Tuesday, April 28, 2015

Claw Machines Are Rigged

The Klaw Machine
Almost everyone who visited a mall and tried to play in a game station must have seen one of these claw machines. It is not to far-fetched to assume that many have tried their luck with it, hoping to score the plush toy of their dreams. But despite their skill at perfectly positioning the claw over the prize and activating it, most of the time the pincers just don't grab tightly enough to pick up a stuffed animal.

It's not an imagination. Those claw machines are rigged. But they're rigged in a surprisingly clever way — and not the way most people suspect.

Some people think the claw machine is so hard to win because the stuffed animals are packed so tightly together. But the bigger reason is more insidious than that: the claw machine is programmed to have a strong grip only part of the time.

This isn't a closely kept secret. It's publicly available information, pulled straight from the instruction guides for the biggest claw games out there. Open the manual for Black Tie Toys' Advanced Crane Machine. Look at page eight, section subheading "Claw Strength":

The machine's owner can fine-tune the strength of the claw beforehand so that it only has a strong grip a fraction of the time that people play.

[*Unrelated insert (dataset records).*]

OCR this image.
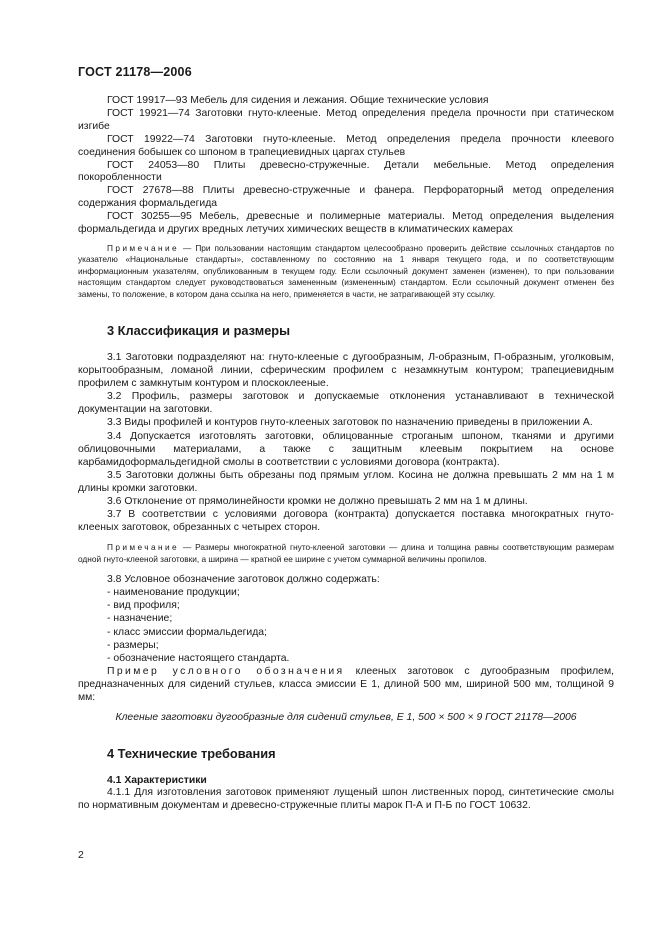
ГОСТ 21178—2006

ГОСТ 19917—93 Мебель для сидения и лежания. Общие технические условия

ГОСТ 19921—74 Заготовки гнуто-клееные. Метод определения предела прочности при статическом изгибе

ГОСТ 19922—74 Заготовки гнуто-клееные. Метод определения предела прочности клеевого соединения бобышек со шпоном в трапециевидных царгах стульев

ГОСТ 24053—80 Плиты древесно-стружечные. Детали мебельные. Метод определения покоробленности

ГОСТ 27678—88 Плиты древесно-стружечные и фанера. Перфораторный метод определения содержания формальдегида

ГОСТ 30255—95 Мебель, древесные и полимерные материалы. Метод определения выделения формальдегида и других вредных летучих химических веществ в климатических камерах

Примечание — При пользовании настоящим стандартом целесообразно проверить действие ссылочных стандартов по указателю «Национальные стандарты», составленному по состоянию на 1 января текущего года, и по соответствующим информационным указателям, опубликованным в текущем году. Если ссылочный документ заменен (изменен), то при пользовании настоящим стандартом следует руководствоваться замененным (измененным) стандартом. Если ссылочный документ отменен без замены, то положение, в котором дана ссылка на него, применяется в части, не затрагивающей эту ссылку.

3 Классификация и размеры

3.1 Заготовки подразделяют на: гнуто-клееные с дугообразным, Л-образным, П-образным, уголковым, корытообразным, ломаной линии, сферическим профилем с незамкнутым контуром; трапециевидным профилем с замкнутым контуром и плоскоклееные.

3.2 Профиль, размеры заготовок и допускаемые отклонения устанавливают в технической документации на заготовки.

3.3 Виды профилей и контуров гнуто-клееных заготовок по назначению приведены в приложении А.

3.4 Допускается изготовлять заготовки, облицованные строганым шпоном, тканями и другими облицовочными материалами, а также с защитным клеевым покрытием на основе карбамидоформальдегидной смолы в соответствии с условиями договора (контракта).

3.5 Заготовки должны быть обрезаны под прямым углом. Косина не должна превышать 2 мм на 1 м длины кромки заготовки.

3.6 Отклонение от прямолинейности кромки не должно превышать 2 мм на 1 м длины.

3.7 В соответствии с условиями договора (контракта) допускается поставка многократных гнуто-клееных заготовок, обрезанных с четырех сторон.

Примечание — Размеры многократной гнуто-клееной заготовки — длина и толщина равны соответствующим размерам одной гнуто-клееной заготовки, а ширина — кратной ее ширине с учетом суммарной величины пропилов.

3.8 Условное обозначение заготовок должно содержать:

- наименование продукции;
- вид профиля;
- назначение;
- класс эмиссии формальдегида;
- размеры;
- обозначение настоящего стандарта.

Пример условного обозначения клееных заготовок с дугообразным профилем, предназначенных для сидений стульев, класса эмиссии Е 1, длиной 500 мм, шириной 500 мм, толщиной 9 мм:

Клееные заготовки дугообразные для сидений стульев, Е 1, 500 × 500 × 9 ГОСТ 21178—2006

4 Технические требования
4.1 Характеристики

4.1.1 Для изготовления заготовок применяют лущеный шпон лиственных пород, синтетические смолы по нормативным документам и древесно-стружечные плиты марок П-А и П-Б по ГОСТ 10632.

2
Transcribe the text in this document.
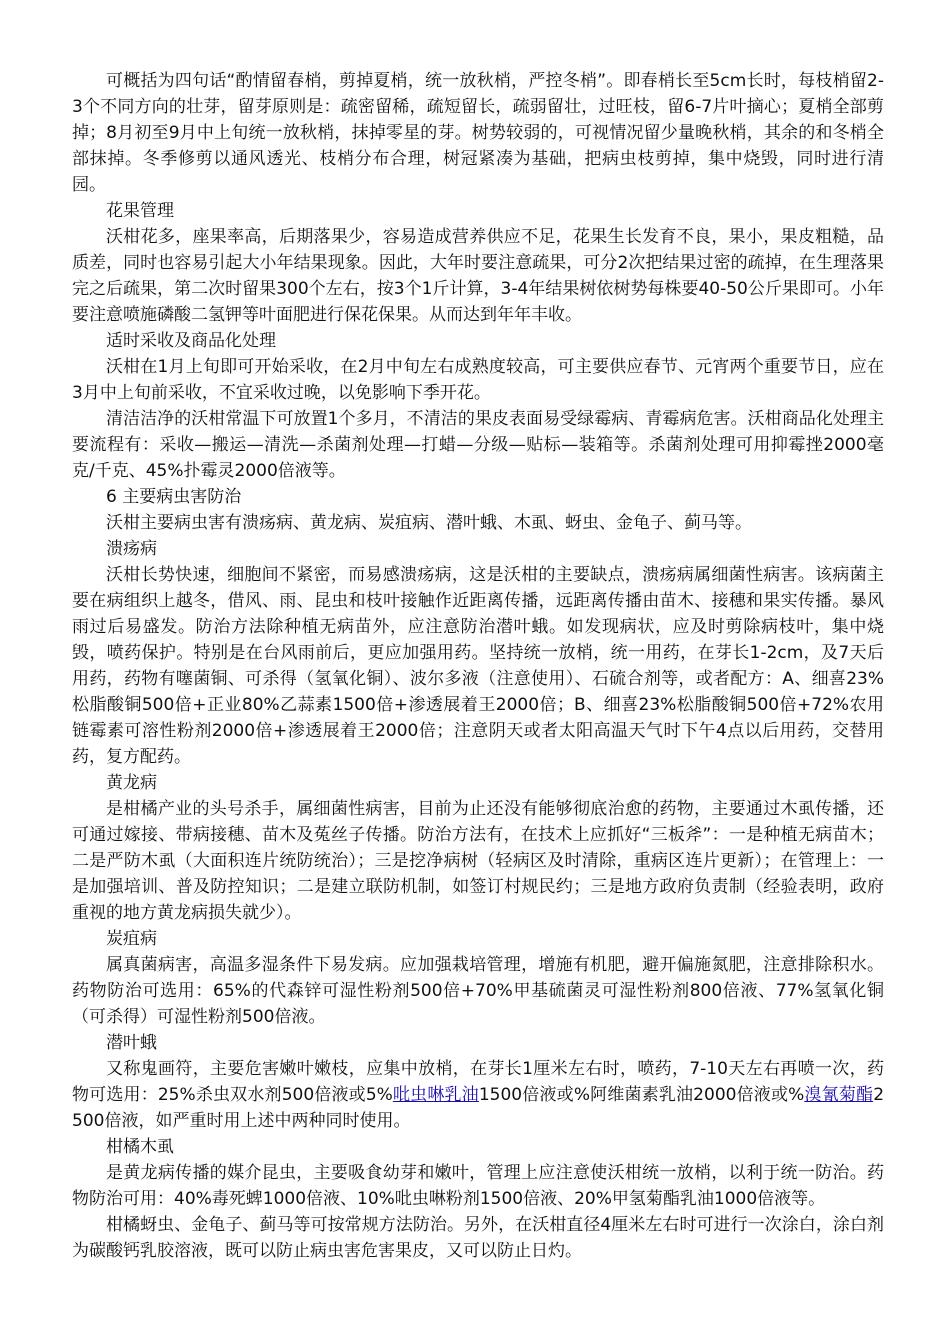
可概括为四句话“酌情留春梢，剪掉夏梢，统一放秋梢，严控冬梢”。即春梢长至5cm长时，每枝梢留2-3个不同方向的壮芽，留芽原则是：疏密留稀，疏短留长，疏弱留壮，过旺枝，留6-7片叶摘心；夏梢全部剪掉；8月初至9月中上旬统一放秋梢，抹掉零星的芽。树势较弱的，可视情况留少量晚秋梢，其余的和冬梢全部抹掉。冬季修剪以通风透光、枝梢分布合理，树冠紧凑为基础，把病虫枝剪掉，集中烧毁，同时进行清园。

花果管理

沃柑花多，座果率高，后期落果少，容易造成营养供应不足，花果生长发育不良，果小，果皮粗糙，品质差，同时也容易引起大小年结果现象。因此，大年时要注意疏果，可分2次把结果过密的疏掉，在生理落果完之后疏果，第二次时留果300个左右，按3个1斤计算，3-4年结果树依树势每株要40-50公斤果即可。小年要注意喷施磷酸二氢钾等叶面肥进行保花保果。从而达到年年丰收。

适时采收及商品化处理

沃柑在1月上旬即可开始采收，在2月中旬左右成熟度较高，可主要供应春节、元宵两个重要节日，应在3月中上旬前采收，不宜采收过晚，以免影响下季开花。

清洁洁净的沃柑常温下可放置1个多月，不清洁的果皮表面易受绿霉病、青霉病危害。沃柑商品化处理主要流程有：采收—搬运—清洗—杀菌剂处理—打蜡—分级—贴标—装箱等。杀菌剂处理可用抑霉挫2000毫克/千克、45%扑霉灵2000倍液等。

6 主要病虫害防治

沃柑主要病虫害有溃疡病、黄龙病、炭疽病、潜叶蛾、木虱、蚜虫、金龟子、蓟马等。

溃疡病

沃柑长势快速，细胞间不紧密，而易感溃疡病，这是沃柑的主要缺点，溃疡病属细菌性病害。该病菌主要在病组织上越冬，借风、雨、昆虫和枝叶接触作近距离传播，远距离传播由苗木、接穗和果实传播。暴风雨过后易盛发。防治方法除种植无病苗外，应注意防治潜叶蛾。如发现病状，应及时剪除病枝叶，集中烧毁，喷药保护。特别是在台风雨前后，更应加强用药。坚持统一放梢，统一用药，在芽长1-2cm，及7天后用药，药物有噻菌铜、可杀得（氢氧化铜）、波尔多液（注意使用）、石硫合剂等，或者配方：A、细喜23%松脂酸铜500倍+正业80%乙蒜素1500倍+渗透展着王2000倍；B、细喜23%松脂酸铜500倍+72%农用链霉素可溶性粉剂2000倍+渗透展着王2000倍；注意阴天或者太阳高温天气时下午4点以后用药，交替用药，复方配药。

黄龙病

是柑橘产业的头号杀手，属细菌性病害，目前为止还没有能够彻底治愈的药物，主要通过木虱传播，还可通过嫁接、带病接穗、苗木及菟丝子传播。防治方法有，在技术上应抓好“三板斧”：一是种植无病苗木；二是严防木虱（大面积连片统防统治）；三是挖净病树（轻病区及时清除，重病区连片更新）；在管理上：一是加强培训、普及防控知识；二是建立联防机制，如签订村规民约；三是地方政府负责制（经验表明，政府重视的地方黄龙病损失就少）。

炭疽病

属真菌病害，高温多湿条件下易发病。应加强栽培管理，增施有机肥，避开偏施氮肥，注意排除积水。药物防治可选用：65%的代森锌可湿性粉剂500倍+70%甲基硫菌灵可湿性粉剂800倍液、77%氢氧化铜（可杀得）可湿性粉剂500倍液。

潜叶蛾

又称鬼画符，主要危害嫩叶嫩枝，应集中放梢，在芽长1厘米左右时，喷药，7-10天左右再喷一次，药物可选用：25%杀虫双水剂500倍液或5%吡虫啉乳油1500倍液或%阿维菌素乳油2000倍液或%溴氰菊酯2500倍液，如严重时用上述中两种同时使用。

柑橘木虱

是黄龙病传播的媒介昆虫，主要吸食幼芽和嫩叶，管理上应注意使沃柑统一放梢，以利于统一防治。药物防治可用：40%毒死蜱1000倍液、10%吡虫啉粉剂1500倍液、20%甲氢菊酯乳油1000倍液等。

柑橘蚜虫、金龟子、蓟马等可按常规方法防治。另外，在沃柑直径4厘米左右时可进行一次涂白，涂白剂为碳酸钙乳胶溶液，既可以防止病虫害危害果皮，又可以防止日灼。
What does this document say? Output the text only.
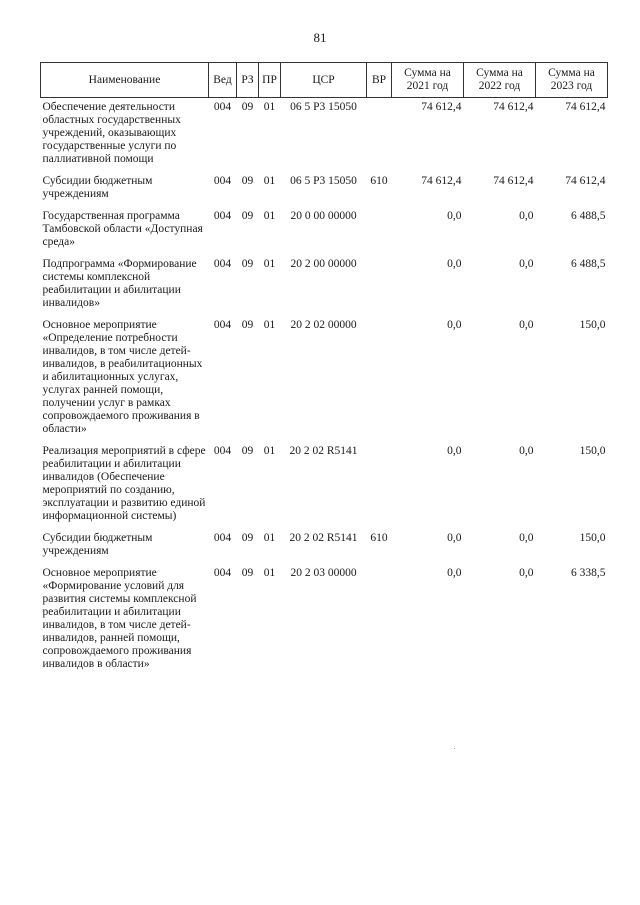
81
Наименование	Вед	РЗ	ПР	ЦСР	ВР	Сумма на 2021 год	Сумма на 2022 год	Сумма на 2023 год
Обеспечение деятельности областных государственных учреждений, оказывающих государственные услуги по паллиативной помощи	004	09	01	06 5 Р3 15050		74 612,4	74 612,4	74 612,4
Субсидии бюджетным учреждениям	004	09	01	06 5 Р3 15050	610	74 612,4	74 612,4	74 612,4
Государственная программа Тамбовской области «Доступная среда»	004	09	01	20 0 00 00000		0,0	0,0	6 488,5
Подпрограмма «Формирование системы комплексной реабилитации и абилитации инвалидов»	004	09	01	20 2 00 00000		0,0	0,0	6 488,5
Основное мероприятие «Определение потребности инвалидов, в том числе детей-инвалидов, в реабилитационных и абилитационных услугах, услугах ранней помощи, получении услуг в рамках сопровождаемого проживания в области»	004	09	01	20 2 02 00000		0,0	0,0	150,0
Реализация мероприятий в сфере реабилитации и абилитации инвалидов (Обеспечение мероприятий по созданию, эксплуатации и развитию единой информационной системы)	004	09	01	20 2 02 R5141		0,0	0,0	150,0
Субсидии бюджетным учреждениям	004	09	01	20 2 02 R5141	610	0,0	0,0	150,0
Основное мероприятие «Формирование условий для развития системы комплексной реабилитации и абилитации инвалидов, в том числе детей-инвалидов, ранней помощи, сопровождаемого проживания инвалидов в области»	004	09	01	20 2 03 00000		0,0	0,0	6 338,5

The owner can manually adjust the "dropping skill," as well. That means that on a given number of tries, the claw will drop a prize that it's grabbed before it delivers it.

The machines also allow the owner to select a desired level of profit and then automatically adjust the claw strength to make sure that players are only winning a limited number of times.

This isn't isolated to one claw machine or one company — this is standard practice industry-wide.